Emmy merasa lidahnya kelu di tengah kebingungannya karena tiba-tiba para karyawati senior di kantor arsitek tempatnya bekerja mengerumuninya.
Anneke pun tak ingin ketinggalan membully gadis yang dia benci sedari awal bergabung di tim mereka. Dia mendorong bahu Emmy seraya berkata, "Loe pake pelet apaan sampai Pak Willy kesengsem berat sama muka loe yang pas-pasan ini, hahh?"
"Biasa cewek kegatelan 'kan bisa digrepe-grepe tuh, Guys! Dasar gampangan!" sembur Virna juga sembari menoyor sisi kiri kepala Emmy.
Kesabaran Emmy pun habis, dia merasa tak layak diperlakukan seperti perempuan hina dengan sedemikian banyak predikat yang disematkan oleh para seniornya seenak jidat mereka. Dia pun berkata dengan nada defensif, "Jangan seenaknya ngebully orang ya! Kalian juga sama-sama karyawati Pak William yang Terhormat 'kan. Jadi kalau masih sama-sama makan gaji beliau, silakan kembali bekerja ke tempat kalian masing-masing!"
"Ehh ... nyolot nih bocah! Sok bijak banget dia. Wooiii ngaca loe, yang perlu dikasi bimbingan tuh elo. Hellooww!" hardik Yuni dengan gaya yang sebenarnya lebay.
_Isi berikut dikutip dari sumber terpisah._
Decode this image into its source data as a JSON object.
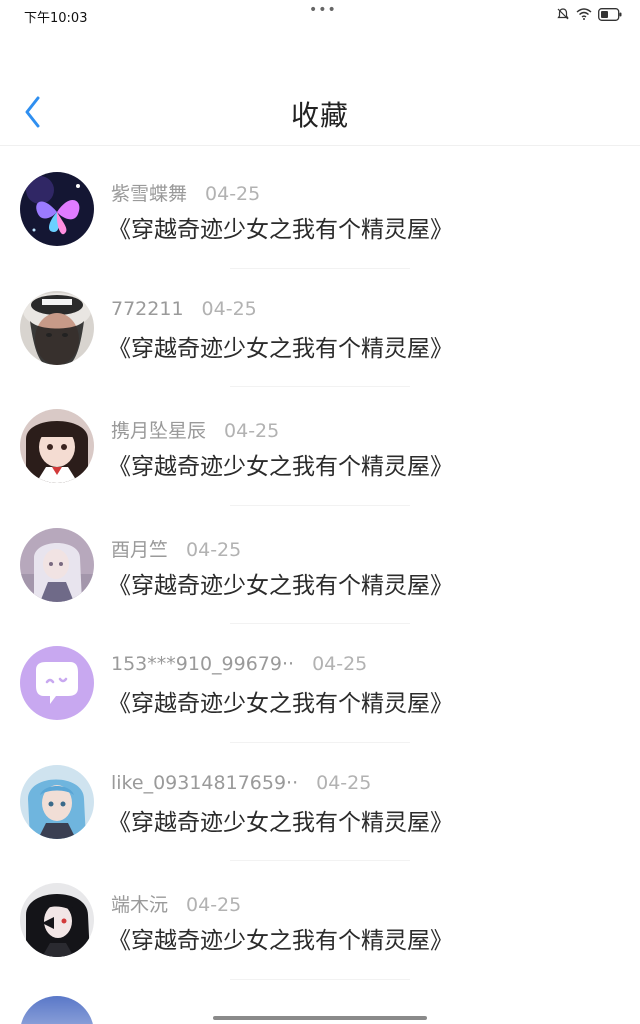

"Bimbingan apa ya maksudnya, Mbak Yuni? Saya sudah dapat pengarahan tentang pekerjaan saya dari Pak William kok. Kalau persoalan di luar bidang profesional jangan dibahas waktu jam kerja dong, nggak etis banget kesannya!" Emmy tidak gentar sedikit pun menghadapi para seniornya itu yang beraninya keroyokan berempat dan bicara tanpa arah tujuan yang jelas seolah memboroskan waktu kerjanya saja.
"Wah, hebat dia, Ver. Nggak ada takutnya sama kita. Enaknya diapain nih bocah pecicilan satu ini?" ujar Anneke gemas menatap karyawati yang baru masuk di hari kedua itu.
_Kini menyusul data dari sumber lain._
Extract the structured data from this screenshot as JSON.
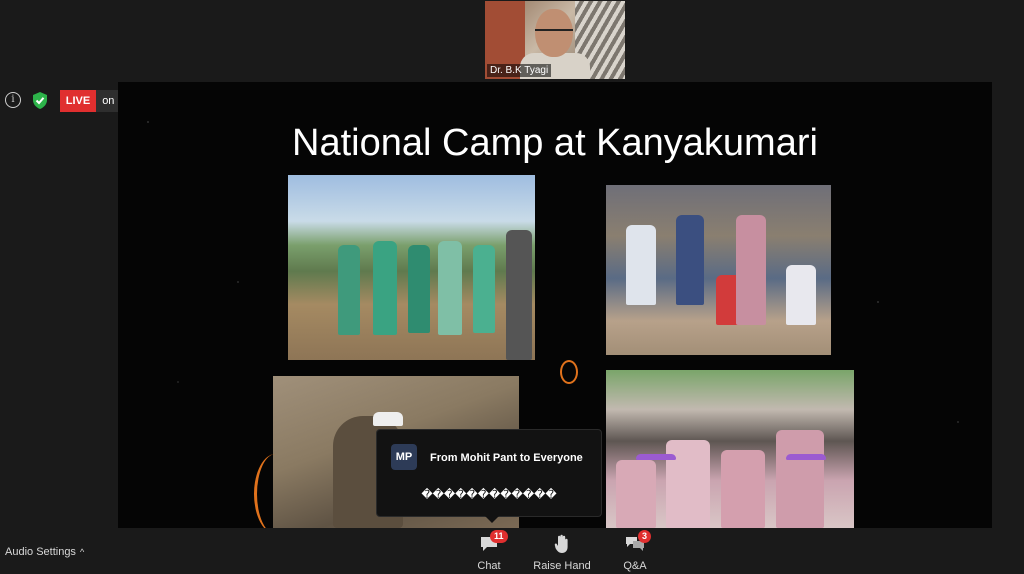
{
  "speaker": {
    "name": "Dr. B.K Tyagi"
  },
  "status": {
    "info_icon": "info-icon",
    "shield_icon": "shield-check-icon",
    "live_label": "LIVE",
    "live_destination": "on Facebook",
    "live_color": "#e02f2f"
  },
  "slide": {
    "title": "National Camp at Kanyakumari",
    "photos": [
      "children-eclipse-glasses",
      "crowd-observers",
      "rock-closeup",
      "students-viewing-eclipse"
    ]
  },
  "chat_popup": {
    "avatar_initials": "MP",
    "from": "From Mohit Pant to Everyone",
    "message": "������������"
  },
  "toolbar": {
    "audio_settings": "Audio Settings",
    "audio_caret": "^",
    "chat_label": "Chat",
    "chat_badge": "11",
    "raise_hand_label": "Raise Hand",
    "qa_label": "Q&A",
    "qa_badge": "3"
  }
}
Vera yang dianggap paling senior dan berkuasa di kantor arsitek Fame Palette Artisans Co. pun menjawab, "Sobek kertas sketsanya aja biar dia bikin baru lagi!"
"Ide bagus tuh, Ver. HA-HA-HA!" sahut Virna lalu dia menarik kertas sketsa di papan gambar Emmy. Dia merobeknya menjadi serpihan kecil-kecil di hadapan gadis imut itu sekalipun Emmy sudah mencoba merebutnya.
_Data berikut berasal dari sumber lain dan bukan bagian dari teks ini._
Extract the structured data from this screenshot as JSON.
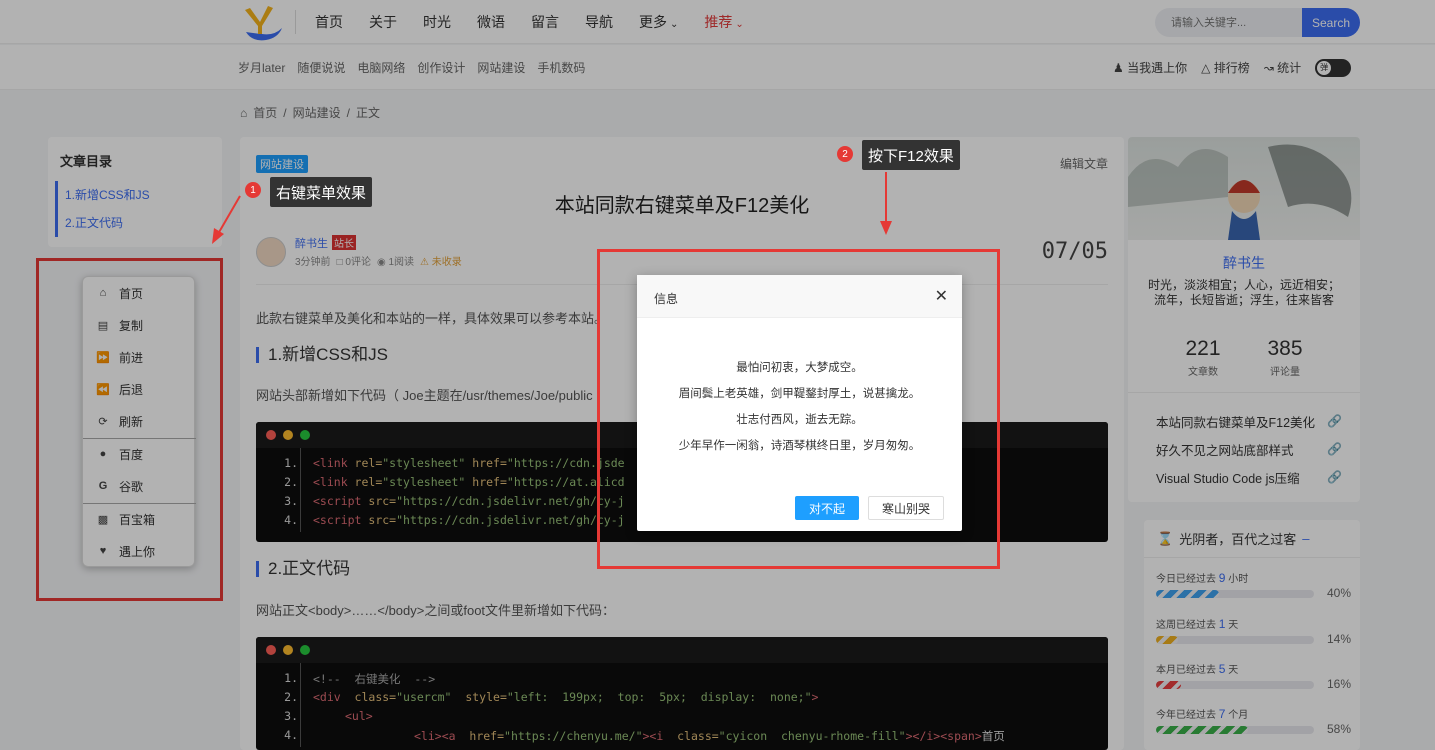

"Nah, ini pelajaran buat loe. Jangan sok melawan sama senior. Paham nggak loe?!" Anneke mencubit lengan atas kanan Emmy dengan keras hingga kesakitan.
Sebelum meninggalkan ruang kerja Emmy yang diberikan khusus oleh bos mereka. Keempat perempuan itu menjambak dan menampar wajah Emmy dengan keras hingga gadis itu menangis tersedu-sedu dikeroyok sendirian.
Tawa puas mereka terdengar sadis di telinga Emmy yang tak mampu melawan diperlakukan dengan semena-mena. Dia bertekad untuk tetap bertahan hingga William pulang. Sebenarnya Emmy bisa mengadu via alamat email bosnya, tetapi dia tak ingin terkesan cengeng.
Gadis itu memunguti sobekan-sobekan kertas sketsa yang telah separuh jadi gambarnya tadi di lantai. "Ini nggak bisa disatuin lagi karena terlalu kecil dan susah ditata ulang!" ucap Emmy lirih di meja kerjanya.
Setelah minum air mineral dalam botol, Emmy menghela napas dan mulai mengerjakan sketsa permintaan William dari awal lagi. Namun, kali ini Emmy mengunci pintu kantornya agar para mak lampir berkedok puteri salju itu tak mengganggu lagi pekerjaannya. Dia mengingat-ingat agar besok juga mengunci ruangan itu.
Hari selanjutnya, ketika Emmy sedang mengerjakan sketsa yang lainnya. Pintu ruang kerjanya dicoba untuk dibuka dari luar. Namun, tamu tak diundangnya tersebut menggedor-gedor pintu dengan berisik.
"Hey Emmy, buka pintunya! Loe takut ya sama kami?" teriak salah satu wanita yang kemarin membully Emmy.
Namun, Emmy mengambil wireless earphone miliknya dan memutar lagu kesukaannya lalu bersenandung semaunya tanpa merasa terganggu dengan keributan di luar ruang kerjanya.
Di depan daun pintu yang tertutup rapat itu Virna berkata, "Pinter juga dia, ternyata dikunciin dari dalam biar kita nggak gangguin!"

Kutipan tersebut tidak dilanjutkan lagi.